Cybermenaces au Gabon : des ong dénoncent les risques des vpn après la coupure des réseaux sociaux
À Libreville, un regroupement d’activistes et d’associations de défense des droits humains a officiellement porté plainte ce week-end contre la multiplication des cyberattaques ciblant les comptes gabonais sur les plateformes sociales. Parmi les victimes, des citoyens issus de divers milieux socio-professionnels.
Selon les premiers constats, l’usage intensif de réseaux privés virtuels (VPN) pour contourner la suspension des réseaux sociaux, décidée le 17 février, favoriserait ces intrusions malveillantes.
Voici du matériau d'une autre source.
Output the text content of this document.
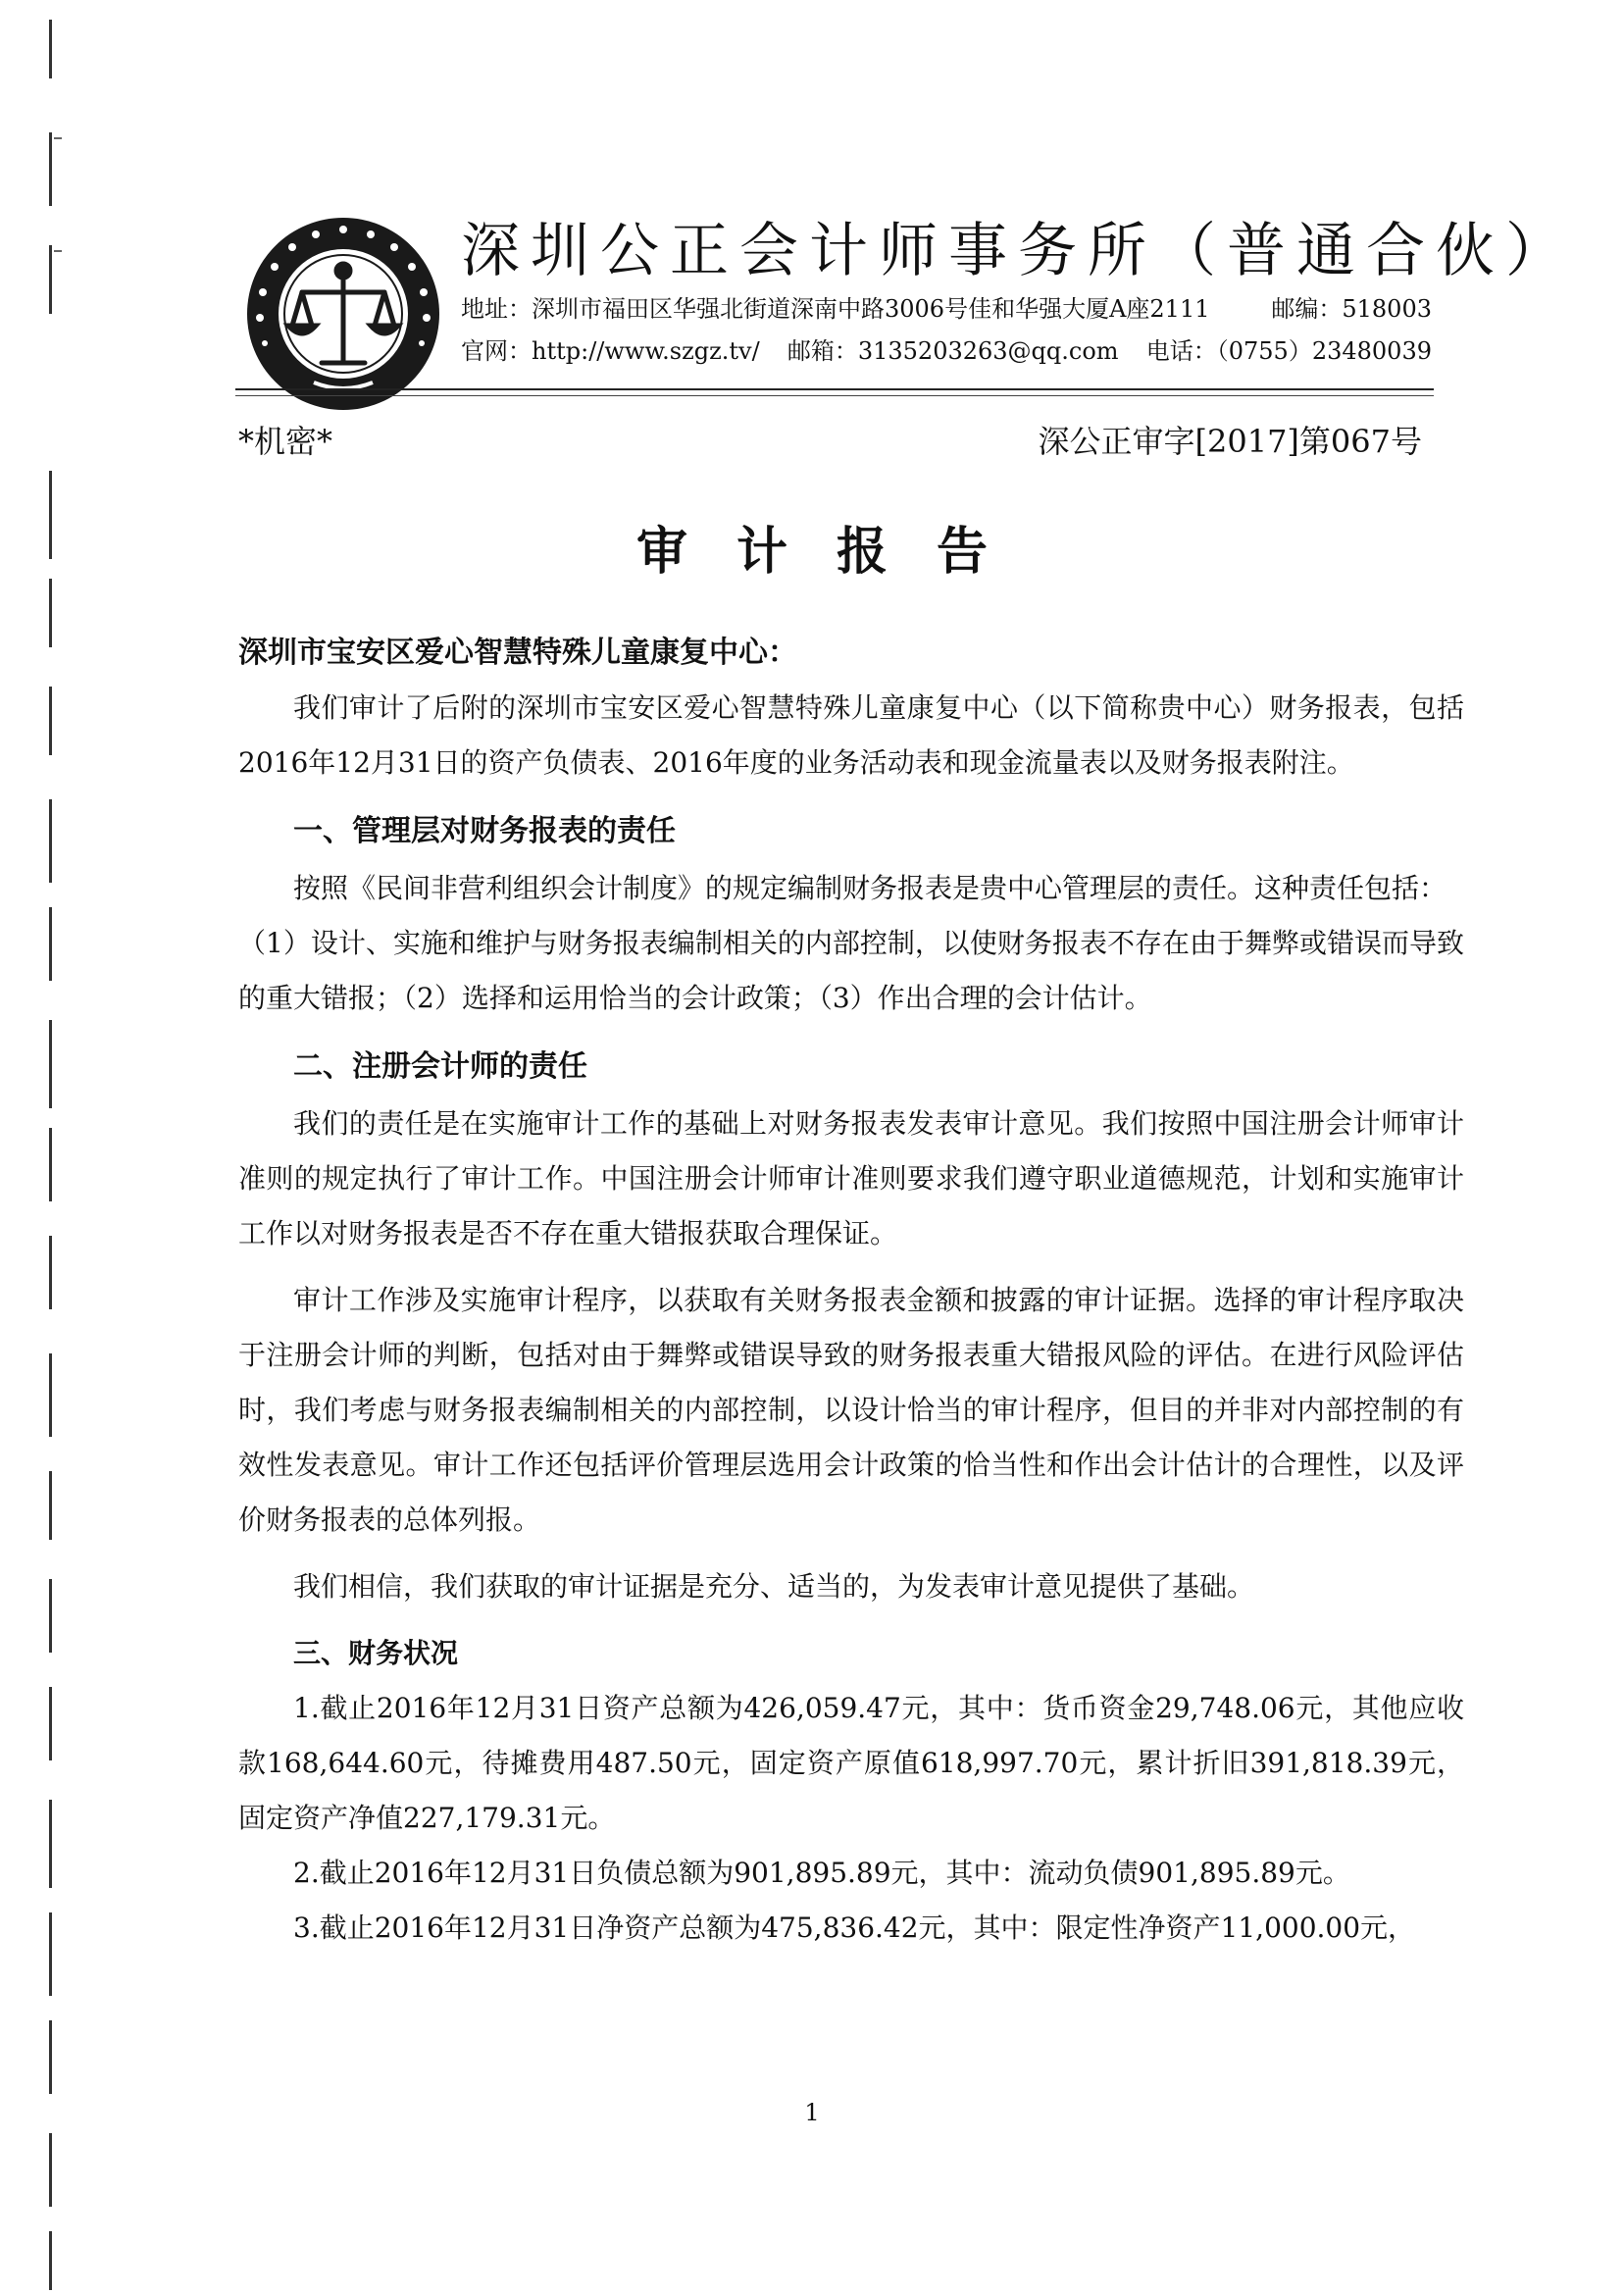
深圳公正会计师事务所（普通合伙）
地址：深圳市福田区华强北街道深南中路3006号佳和华强大厦A座2111	邮编：518003
官网：http://www.szgz.tv/ 邮箱：3135203263@qq.com 电话：（0755）23480039
*机密*	深公正审字[2017]第067号
审计报告

深圳市宝安区爱心智慧特殊儿童康复中心：

我们审计了后附的深圳市宝安区爱心智慧特殊儿童康复中心（以下简称贵中心）财务报表，包括2016年12月31日的资产负债表、2016年度的业务活动表和现金流量表以及财务报表附注。

一、管理层对财务报表的责任

按照《民间非营利组织会计制度》的规定编制财务报表是贵中心管理层的责任。这种责任包括：

（1）设计、实施和维护与财务报表编制相关的内部控制，以使财务报表不存在由于舞弊或错误而导致的重大错报；（2）选择和运用恰当的会计政策；（3）作出合理的会计估计。

二、注册会计师的责任

我们的责任是在实施审计工作的基础上对财务报表发表审计意见。我们按照中国注册会计师审计准则的规定执行了审计工作。中国注册会计师审计准则要求我们遵守职业道德规范，计划和实施审计工作以对财务报表是否不存在重大错报获取合理保证。

审计工作涉及实施审计程序，以获取有关财务报表金额和披露的审计证据。选择的审计程序取决于注册会计师的判断，包括对由于舞弊或错误导致的财务报表重大错报风险的评估。在进行风险评估时，我们考虑与财务报表编制相关的内部控制，以设计恰当的审计程序，但目的并非对内部控制的有效性发表意见。审计工作还包括评价管理层选用会计政策的恰当性和作出会计估计的合理性，以及评价财务报表的总体列报。

我们相信，我们获取的审计证据是充分、适当的，为发表审计意见提供了基础。

三、财务状况

1.截止2016年12月31日资产总额为426,059.47元，其中：货币资金29,748.06元，其他应收款168,644.60元，待摊费用487.50元，固定资产原值618,997.70元，累计折旧391,818.39元，固定资产净值227,179.31元。

2.截止2016年12月31日负债总额为901,895.89元，其中：流动负债901,895.89元。

3.截止2016年12月31日净资产总额为475,836.42元，其中：限定性净资产11,000.00元，

1
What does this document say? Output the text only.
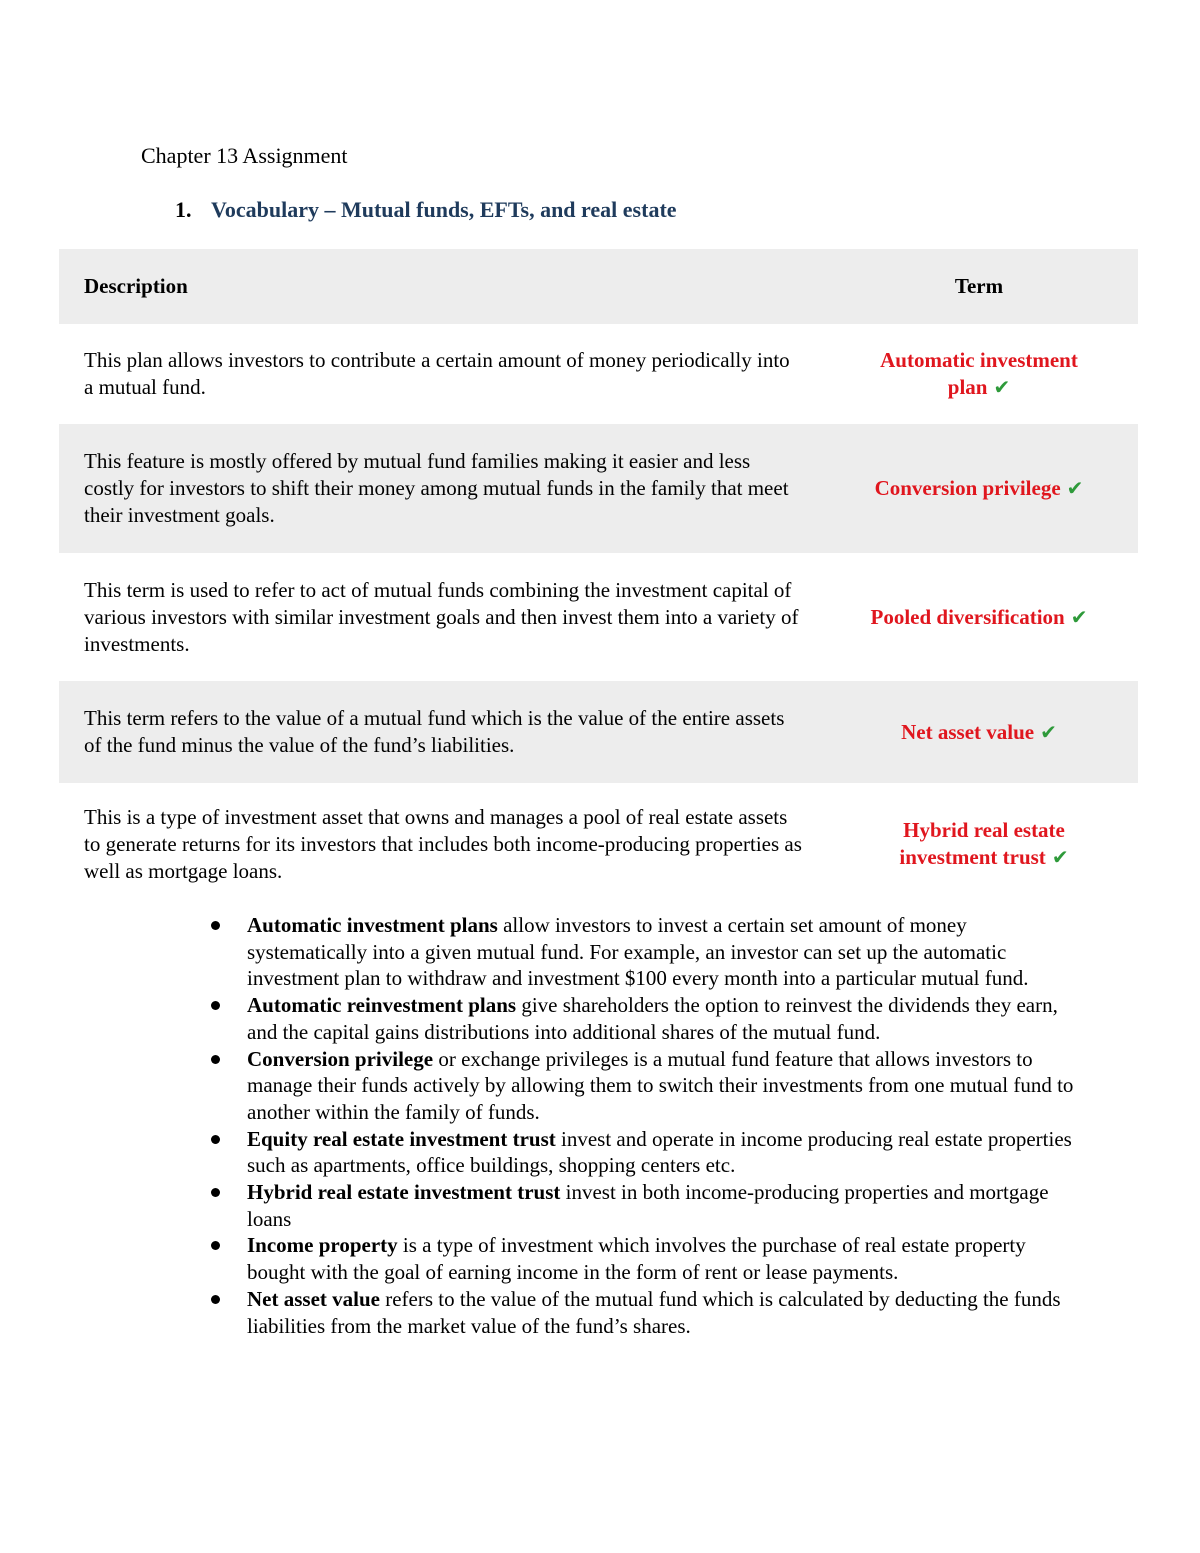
Chapter 13 Assignment
1. Vocabulary – Mutual funds, EFTs, and real estate
Description	Term
This plan allows investors to contribute a certain amount of money periodically into a mutual fund.
Automatic investment plan ✔
This feature is mostly offered by mutual fund families making it easier and less costly for investors to shift their money among mutual funds in the family that meet their investment goals.
Conversion privilege ✔
This term is used to refer to act of mutual funds combining the investment capital of various investors with similar investment goals and then invest them into a variety of investments.
Pooled diversification ✔
This term refers to the value of a mutual fund which is the value of the entire assets of the fund minus the value of the fund’s liabilities.
Net asset value ✔
This is a type of investment asset that owns and manages a pool of real estate assets to generate returns for its investors that includes both income-producing properties as well as mortgage loans.
Hybrid real estate investment trust ✔
Automatic investment plans allow investors to invest a certain set amount of money systematically into a given mutual fund. For example, an investor can set up the automatic investment plan to withdraw and investment $100 every month into a particular mutual fund.
Automatic reinvestment plans give shareholders the option to reinvest the dividends they earn, and the capital gains distributions into additional shares of the mutual fund.
Conversion privilege or exchange privileges is a mutual fund feature that allows investors to manage their funds actively by allowing them to switch their investments from one mutual fund to another within the family of funds.
Equity real estate investment trust invest and operate in income producing real estate properties such as apartments, office buildings, shopping centers etc.
Hybrid real estate investment trust invest in both income-producing properties and mortgage loans
Income property is a type of investment which involves the purchase of real estate property bought with the goal of earning income in the form of rent or lease payments.
Net asset value refers to the value of the mutual fund which is calculated by deducting the funds liabilities from the market value of the fund’s shares.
Les Gabonais, privés d’accès direct, se tournent massivement vers ces outils, exposant leurs données personnelles à des risques accrus.
Patrice Thérence Mezui, président de la Ligue nationale des droits humains et porte-parole du collectif, a souligné : « Les appels et messages frauduleux proviennent majoritairement de numéros internationaux commençant par +500 ou +600. Cela suggère une origine extérieure des attaques ».
« Cette situation, autrefois marginale, s’est intensifiée depuis la décision administrative de la Haute Autorité de la communication (HAC) suspendant l’accès aux plateformes sociales il y a plusieurs mois », a-t-il ajouté.
Le collectif dénonce une violation des libertés fondamentales garanties par la Constitution, notamment dans son chapitre dédié aux droits et devoirs des citoyens. Malgré les démarches judiciaires engagées, les tribunaux de première instance ont rejeté les recours au motif d’incompétence, invoquant le caractère administratif de la mesure contestée. Une ultime plainte a été déposée devant le Conseil d’État, où l’attente d’un verdict se poursuit sans échéance précise.
Face à cette crise, les organisations signataires exigent la levée immédiate de la suspension des réseaux sociaux, devenue, selon elles, une mesure quasi permanente. Elles appellent également le chef de l’État à promulguer la récente loi parlementaire encadrant l’usage des plateformes numériques. Enfin, elles préconisent l’ouverture d’un dialogue national pour apaiser les tensions autour de cette question.
La HAC avait justifié sa décision par la nécessité de lutter contre les troubles à l’ordre public, le cyberharcèlement et la diffusion de contenus haineux. Or, la société civile qualifie cette mesure de disproportionnée et contraire aux principes fondamentaux de l’État de droit.